August 2007
The Coming Revolution in Scholarly Communications & Cyberinfrastructure
Clifford Lynch, Coalition for Networked Information (CNI)

Scientific Articles and their Relationships to Data

The vast majority of scientific articles present and/or analyze data. (Yes, in mathematics, and some parts of theoretical physics, they do something else, and if, when and how this particular sub-genre of writings will be transformed is a fascinating question that deserves an extensive discussion in its own right. But that is another question, for another time.) As this data becomes more complex, more extensive, more elaborate, more community-based, more mediated by software, the relationships between articles and the data upon which they are based is becoming more complex and more variable. And recognize that implicit in these relationships are a whole series of disciplinary norms and supporting organizational and technical cyberinfrastructure services.

To what extent should articles incorporate the data they present and analyze, and to what extent should they simply reference that data? The issues here are profoundly complex. First, there’s the question of whether the data is original and being presented for the first time; certainly it is commonplace to draw upon, compare, combine and perhaps reinterpret data presented in earlier articles or otherwise made available, and here the right approaches would presumably be citation or similar forms of reference. Repeated publication of the same data is clearly undesirable.
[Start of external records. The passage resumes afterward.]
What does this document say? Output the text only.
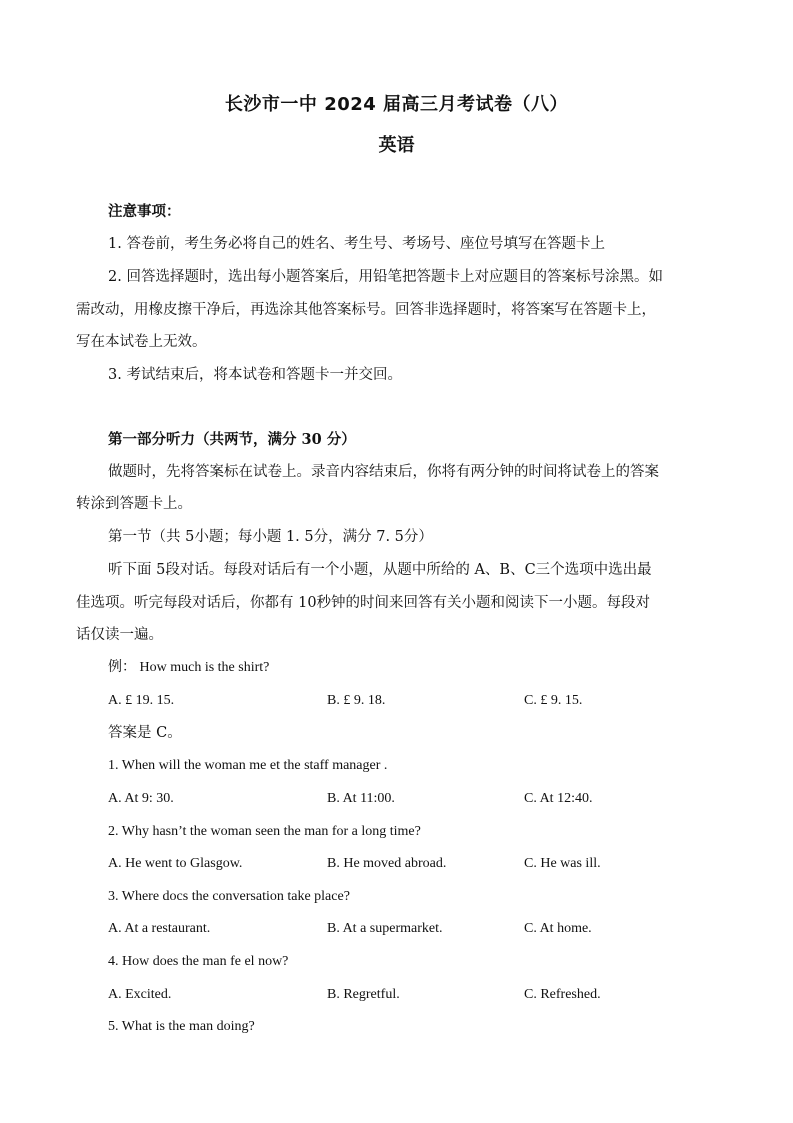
长沙市一中 2024 届高三月考试卷（八）
英语
注意事项：
1. 答卷前，考生务必将自己的姓名、考生号、考场号、座位号填写在答题卡上
2. 回答选择题时，选出每小题答案后，用铅笔把答题卡上对应题目的答案标号涂黑。如
需改动，用橡皮擦干净后，再选涂其他答案标号。回答非选择题时，将答案写在答题卡上，
写在本试卷上无效。
3. 考试结束后，将本试卷和答题卡一并交回。
第一部分听力（共两节，满分 30 分）
做题时，先将答案标在试卷上。录音内容结束后，你将有两分钟的时间将试卷上的答案
转涂到答题卡上。
第一节（共 5小题；每小题 1. 5分，满分 7. 5分）
听下面 5段对话。每段对话后有一个小题，从题中所给的 A、B、C三个选项中选出最
佳选项。听完每段对话后，你都有 10秒钟的时间来回答有关小题和阅读下一小题。每段对
话仅读一遍。
例： How much is the shirt?
A. £ 19. 15.	B. £ 9. 18.	C. £ 9. 15.
答案是 C。
1. When will the woman me et the staff manager .
A. At 9: 30.	B. At 11:00.	C. At 12:40.
2. Why hasn’t the woman seen the man for a long time?
A. He went to Glasgow.	B. He moved abroad.	C. He was ill.
3. Where docs the conversation take place?
A. At a restaurant.	B. At a supermarket.	C. At home.
4. How does the man fe el now?
A. Excited.	B. Regretful.	C. Refreshed.
5. What is the man doing?
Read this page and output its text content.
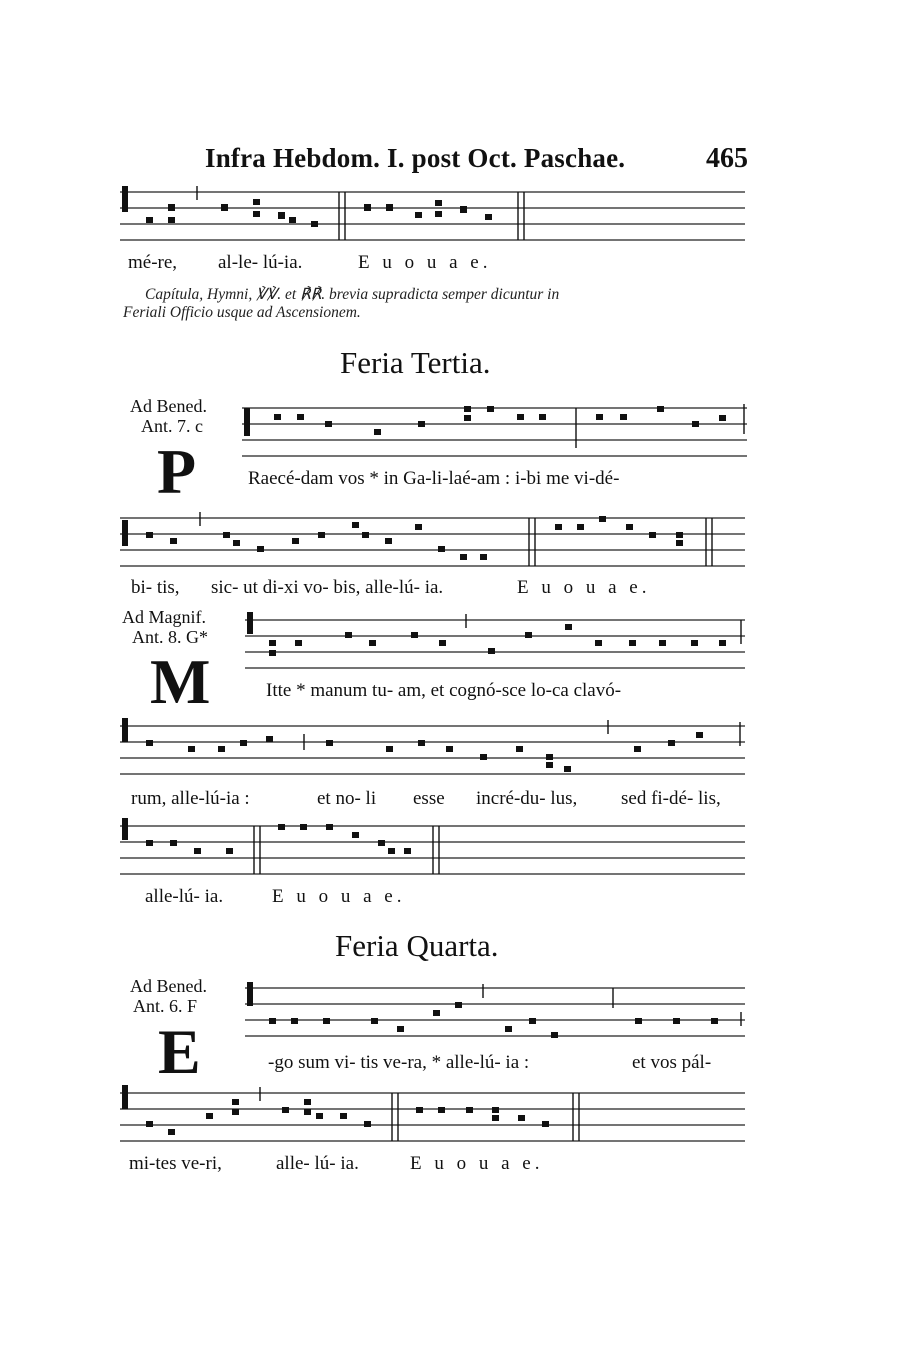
Infra Hebdom. I. post Oct. Paschae.	465
mé-re, al-le- lú-ia.	E u o u a e.
Capítula, Hymni, ℣℣. et ℟℟. brevia supradicta semper dicuntur in
Feriali Officio usque ad Ascensionem.
Feria Tertia.
Ad Bened.
Ant. 7. c
P	Raecé-dam vos * in Ga-li-laé-am : i-bi me vi-dé-
bi- tis, sic- ut di-xi vo- bis, alle-lú- ia.	E u o u a e.
Ad Magnif.
Ant. 8. G*
M	Itte * manum tu- am, et cognó-sce lo-ca clavó-
rum, alle-lú-ia :	et no- li esse incré-du- lus, sed fi-dé- lis,
alle-lú- ia.	E u o u a e.
Feria Quarta.
Ad Bened.
Ant. 6. F
E	-go sum vi- tis ve-ra, * alle-lú- ia :	et vos pál-
mi-tes ve-ri,	alle- lú- ia.	E u o u a e.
For newly publicized data there are a range of approaches. Some journals offer to accept it as “supplementary materials” that accompany the article, but often with very equivocated commitments about preserving the data or the tools to work with it, as opposed to the article proper. Not all journals offer this as an option, and some place constraints on the amount of data they will accept, or on the terms of access to the data (e.g., subscribers only).

For certain types of data, specific communities — for example crystallographers, astronomers, and molecular biologists – have established norms, enforced by the editorial policies of their journals, which call for deposit of specific types of data within an international disciplinary system of data repositories, and have the article make reference to this data by an accession identifier assigned upon deposit in the relevant repository. Clearly, this works best when there are well agreed-upon structures for specific kinds of data that occur frequently (genomic sequencing, observations of the sky, etc.); it also assumes an established, trustworthy and sustainable disciplinary repository system. Indeed, we have already seen the emergence of what might be characterized as a “stub article” that in effect announces the deposit of an important new dataset in a disciplinary repository and perhaps provides some background on its creation, but offers little analysis of the data, leaving that to subsequent publications. This allows the compilers of the dataset to have their work widely recognized, acknowledged, and cited within the traditional system familiar to tenure and promotion committees.

Lynch, C. "The Shape of the Scientific Article in The Developing Cyberinfrastructure," CTWatch Quarterly, Volume 3, Number 3, August 2007.